CACCIA AL TESORO! L’ACCORDO CON LA SVIZZERA PERMETTE AL FISCO DI INDAGARE SU 200 MILIARDI DI BENI ITALIANI - NEI FORZIERI ELVETICI, UN TERZO DELLA RICCHEZZA OFF SHORE MONDIALE
Paolo Baroni per “la Stampa”
E adesso può davvero partire la caccia grossa ai capitali esportati all’estero. Un tesoro che, solo in Svizzera, per gli italiani vale almeno 120-150 miliardi tra depositi e attivi finanziari e può lievitare oltre quota 200 comprendendo anche beni immobili, opere d’arte o società, come ad esempio quelle che risultano intestatarie di elicotteri, jet o yacht.
Nelle banche elvetiche, che da sole custodiscono circa un terzo della ricchezza off shore mondiale, i conti intestati ad italiani sono almeno 10 mila.
E con la firma dell’accordo di ieri sullo scambio di informazioni per il nostro Fisco praticamente da subito non ci saranno più segreti. «È davvero tutta un’epoca che si chiude – spiega Francesco Giliberti Birindelli, consulente fiscale che opera tra Montecarlo e Ginevra -. Se poi consideriamo l’intesa siglata col Lussemburgo, e quelle in dirittura d’arrivo col Liechtenstein e poi molto probabilmente anche con Monaco, possiamo proprio dire che per chi detiene illegalmente capitali all’estero gli spazi si riducono notevolmente».
FINE DI UN’EPOCA
«I paradisi fiscali hanno proliferato prima su avvenimenti cupi dell’umanità, come le guerre o il terrorismo, e poi negli ultimi vent’anni hanno beneficiato del lavoro di una bassa manovalanza che sfruttava l’asimmetria delle informazioni. Oggi questa era è conclusa», aggiunge Birindelli.

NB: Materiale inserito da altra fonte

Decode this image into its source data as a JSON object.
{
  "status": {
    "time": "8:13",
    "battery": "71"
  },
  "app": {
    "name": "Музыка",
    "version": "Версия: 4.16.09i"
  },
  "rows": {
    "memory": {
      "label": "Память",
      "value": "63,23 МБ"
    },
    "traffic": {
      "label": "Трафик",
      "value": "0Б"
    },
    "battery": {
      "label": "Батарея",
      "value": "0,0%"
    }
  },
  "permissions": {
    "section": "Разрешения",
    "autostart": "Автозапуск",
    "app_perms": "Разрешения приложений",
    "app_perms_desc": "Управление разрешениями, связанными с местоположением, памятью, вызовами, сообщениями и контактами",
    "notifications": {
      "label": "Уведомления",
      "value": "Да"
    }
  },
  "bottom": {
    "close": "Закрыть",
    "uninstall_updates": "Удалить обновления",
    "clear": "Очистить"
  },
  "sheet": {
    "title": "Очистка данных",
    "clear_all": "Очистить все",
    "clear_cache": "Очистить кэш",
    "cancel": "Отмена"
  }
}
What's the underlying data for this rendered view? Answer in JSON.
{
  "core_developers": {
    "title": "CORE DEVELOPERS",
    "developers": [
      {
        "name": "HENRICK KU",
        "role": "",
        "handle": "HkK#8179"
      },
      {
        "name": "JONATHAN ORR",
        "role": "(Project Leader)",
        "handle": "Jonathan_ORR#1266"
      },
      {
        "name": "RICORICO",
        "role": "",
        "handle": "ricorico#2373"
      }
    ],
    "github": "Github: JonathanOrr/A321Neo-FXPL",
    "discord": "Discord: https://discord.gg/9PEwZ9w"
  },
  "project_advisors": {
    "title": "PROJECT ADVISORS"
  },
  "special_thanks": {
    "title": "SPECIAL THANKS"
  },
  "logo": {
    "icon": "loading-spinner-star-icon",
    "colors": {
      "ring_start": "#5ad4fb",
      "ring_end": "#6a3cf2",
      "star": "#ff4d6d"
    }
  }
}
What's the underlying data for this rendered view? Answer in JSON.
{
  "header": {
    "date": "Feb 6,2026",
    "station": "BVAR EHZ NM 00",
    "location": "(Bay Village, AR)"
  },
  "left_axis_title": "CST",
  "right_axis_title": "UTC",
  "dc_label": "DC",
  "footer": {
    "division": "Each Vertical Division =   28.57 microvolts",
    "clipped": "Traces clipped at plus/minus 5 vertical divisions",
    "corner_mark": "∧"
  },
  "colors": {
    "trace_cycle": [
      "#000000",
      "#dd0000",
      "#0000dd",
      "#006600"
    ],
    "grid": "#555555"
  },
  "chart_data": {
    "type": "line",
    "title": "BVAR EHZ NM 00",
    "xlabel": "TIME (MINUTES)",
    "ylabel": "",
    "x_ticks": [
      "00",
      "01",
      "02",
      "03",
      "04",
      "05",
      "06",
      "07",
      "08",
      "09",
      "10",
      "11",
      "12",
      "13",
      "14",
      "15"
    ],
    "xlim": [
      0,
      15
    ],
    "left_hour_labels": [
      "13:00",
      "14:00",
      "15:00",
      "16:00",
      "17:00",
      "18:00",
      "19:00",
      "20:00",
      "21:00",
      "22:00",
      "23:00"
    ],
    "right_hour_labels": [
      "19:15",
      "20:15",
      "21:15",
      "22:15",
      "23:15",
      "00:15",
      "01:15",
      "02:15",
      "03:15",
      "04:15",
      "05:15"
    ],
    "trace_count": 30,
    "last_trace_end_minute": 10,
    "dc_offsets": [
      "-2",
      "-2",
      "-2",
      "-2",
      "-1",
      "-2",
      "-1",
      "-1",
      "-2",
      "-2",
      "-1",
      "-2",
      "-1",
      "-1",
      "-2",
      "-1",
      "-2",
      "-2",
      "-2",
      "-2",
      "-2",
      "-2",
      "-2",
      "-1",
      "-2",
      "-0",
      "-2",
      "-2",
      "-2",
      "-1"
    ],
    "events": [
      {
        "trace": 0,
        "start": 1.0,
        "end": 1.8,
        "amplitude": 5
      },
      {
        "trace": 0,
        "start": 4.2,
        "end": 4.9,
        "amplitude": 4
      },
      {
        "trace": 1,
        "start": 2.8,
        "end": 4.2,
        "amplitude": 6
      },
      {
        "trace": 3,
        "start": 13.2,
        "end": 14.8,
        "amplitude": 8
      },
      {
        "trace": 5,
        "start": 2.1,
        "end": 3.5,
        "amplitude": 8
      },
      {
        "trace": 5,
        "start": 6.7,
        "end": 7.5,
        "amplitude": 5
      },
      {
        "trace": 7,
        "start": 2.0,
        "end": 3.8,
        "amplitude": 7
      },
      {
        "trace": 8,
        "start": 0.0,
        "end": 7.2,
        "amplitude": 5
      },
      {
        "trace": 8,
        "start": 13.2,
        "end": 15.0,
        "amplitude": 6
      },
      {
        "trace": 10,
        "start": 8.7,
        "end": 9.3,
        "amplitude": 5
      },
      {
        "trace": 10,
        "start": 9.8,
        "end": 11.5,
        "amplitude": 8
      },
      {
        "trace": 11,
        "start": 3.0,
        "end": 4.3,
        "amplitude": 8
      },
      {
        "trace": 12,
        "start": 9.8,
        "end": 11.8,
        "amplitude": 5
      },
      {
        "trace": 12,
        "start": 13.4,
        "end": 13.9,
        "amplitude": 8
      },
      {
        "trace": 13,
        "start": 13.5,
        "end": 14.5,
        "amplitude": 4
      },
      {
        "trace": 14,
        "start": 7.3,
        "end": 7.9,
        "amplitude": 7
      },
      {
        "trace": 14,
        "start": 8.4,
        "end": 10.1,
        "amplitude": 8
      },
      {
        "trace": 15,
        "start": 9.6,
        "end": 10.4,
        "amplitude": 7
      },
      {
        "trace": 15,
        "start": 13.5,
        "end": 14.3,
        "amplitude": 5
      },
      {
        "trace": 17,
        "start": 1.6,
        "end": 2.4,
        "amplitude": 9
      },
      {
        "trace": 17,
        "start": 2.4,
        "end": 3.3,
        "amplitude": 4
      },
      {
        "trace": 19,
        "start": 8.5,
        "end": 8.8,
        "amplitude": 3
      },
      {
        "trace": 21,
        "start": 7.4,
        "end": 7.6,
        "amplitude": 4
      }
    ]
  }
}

Gli spazi per gli evasori stanno svanendo uno dopo l’altro: tra le grandi piazze restano solo Dubai e Panama, Paese con il quale in realtà abbiamo firmato nel 2013 un accordo di reciproca assistenza che però da allora non è stato ancora ratificato. Poi restano «minuzie» come qualche Paese caraibico o sudamericano, dove però l’offerta di servizi finanziari non può certo competere con Montecarlo o Ginevra.
OBBLIGO TRASPARENZA
D’ora in poi chi continuerà ad avere un conto all’estero dovrà farlo in condizioni di piena trasparenza. Non ha alternativa. «In realtà – spiega ancora Birindelli – ormai da mesi le banche svizzere, per paura di essere considerate complici degli evasori, rifiutano movimenti in contanti, sia depositi che prelievi, benché nessuna legge lo vieti. E molti orientamenti giurisprudenziali hanno dato loro ragione. E anche nel Principato di Monaco vi sono pendenti diverse cause nei confronti di banche che si rifiutano di estinguere i conti dei clienti in maniera non troppo trasparente».
TESORO PRUDENTE
Prudenzialmente il governo ha messo a bilancio appena un euro di incasso per effetto dell’introduzione della voluntary disclosure che entro fine settembre consente ai contribuenti di regolarizzare i capitali detenuti all’estero. In realtà, a fronte dei 120-150 miliardi stimati, si pensa si farne emergere circa 30-40.
Si tratta di somme che per circa la metà sarebbero totalmente sconosciute al Fisco (e sulle quali andrebbero pagate tutte le tasse, con una aliquota media del 37%, ed un incasso una tantum pari a 5,5-7,5 miliardi), mentre sulle restanti somme si tratta solo di recuperare le tasse sugli interessi (gettito atteso di 1-1,4 miliardi).
A regime l’operazione trasparenza dovrebbe invece fruttare circa 5/7 miliardi all’anno. In realtà sulle stime gli operatori sono divisi: per il direttore finanza di Banca Generali, Stefano Grassi, potrebbero emergere 80 miliardi, che si tradurrebbero in 15 miliardi di entrate per lo Stato, mentre Massimo Boidi, di Synergia consulting è molto meno ottimista: «Dopo anni di annunci gli italiani sono smaliziati e c’è il rischio concreto che tutta questa operazione si riveli un flop».